So I wanted to try and build build and deploy tools that would make my life as an instant responder much easier by getting the right data, formatting it properly. Being able to search it and having data retained for more than, a few weeks or months, which is very common in a lot of SIEMs. And then after that, after Yahoo, I moved to Airbnb doing the same thing, but in a cloud native environment.

And Airbnb was really in its blitz scaling stage. At that point we had thousands of employees and all around the world and it was really gaining a lot of popularity, just more generally in the in the culture in the travel culture. And it was really an incredible time and moment for me [00:02:00] as an individual to learn about the cloud, learn about AWS, things like that.

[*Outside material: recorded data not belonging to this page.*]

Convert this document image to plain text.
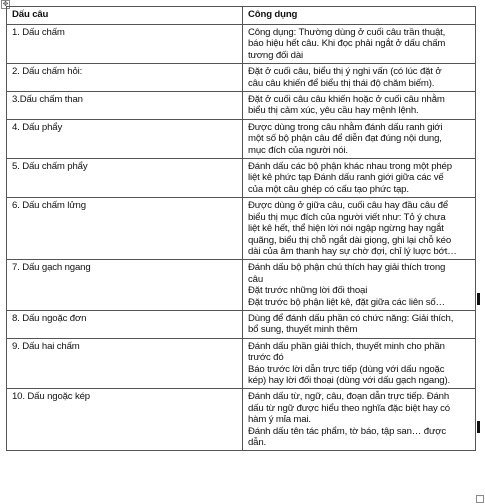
✥
Dấu câu	Công dụng
1. Dấu chấm	Công dụng: Thường dùng ở cuối câu trần thuật,
báo hiệu hết câu. Khi đọc phải ngắt ở dấu chấm
tương đối dài
2. Dấu chấm hỏi:	Đặt ở cuối câu, biểu thị ý nghi vấn (có lúc đặt ở
câu câu khiến để biểu thị thái độ chăm biếm).
3.Dấu chấm than	Đặt ở cuối câu câu khiến hoặc ở cuối câu nhằm
biểu thị cảm xúc, yêu cầu hay mệnh lệnh.
4. Dấu phẩy	Được dùng trong câu nhằm đánh dấu ranh giới
một số bộ phận câu để diễn đạt đúng nội dung,
mục đích của người nói.
5. Dấu chấm phẩy	Đánh dấu các bộ phận khác nhau trong một phép
liệt kê phức tạp Đánh dấu ranh giới giữa các vế
của một câu ghép có cấu tạo phức tạp.
6. Dấu chấm lửng	Được dùng ở giữa câu, cuối câu hay đầu câu để
biểu thị mục đích của người viết như: Tỏ ý chưa
liệt kê hết, thể hiện lời nói ngập ngừng hay ngắt
quãng, biểu thị chỗ ngắt dài giọng, ghi lại chỗ kéo
dài của âm thanh hay sự chờ đợi, chỉ lý luợc bớt…
7. Dấu gạch ngang	Đánh dấu bộ phận chú thích hay giải thích trong
câu
Đặt trước những lời đối thoại
Đặt trước bộ phận liệt kê, đặt giữa các liên số…
8. Dấu ngoặc đơn	Dùng để đánh dấu phần có chức năng: Giải thích,
bổ sung, thuyết minh thêm
9. Dấu hai chấm	Đánh dấu phần giải thích, thuyết minh cho phần
trước đó
Báo trước lời dẫn trực tiếp (dùng với dấu ngoặc
kép) hay lời đối thoại (dùng với dấu gạch ngang).
10. Dấu ngoặc kép	Đánh dấu từ, ngữ, câu, đoạn dẫn trực tiếp. Đánh
dấu từ ngữ được hiểu theo nghĩa đặc biệt hay có
hàm ý mỉa mai.
Đánh dấu tên tác phẩm, tờ báo, tập san… được
dẫn.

During that time, we built an open source to tool called Stream Alert. Stream Alert, and. Stream Alert was a data analysis framework built on a bunch of AWS services like Lambda and Kinesis and s3, and it really allowed us to have an alternative to SIEM that was much more scalable, cheaper, faster, and more flexible.

And we established our security monitoring program all around Stream Alert and all around this idea of automation and serverless and really cool new tech. We also built another tool called Binary Alert that also was released, which is similar, but for binary analysis using YA rules. And then we had a few other things internally that we never released, but that really became the inspiration and precursor to what Panther became.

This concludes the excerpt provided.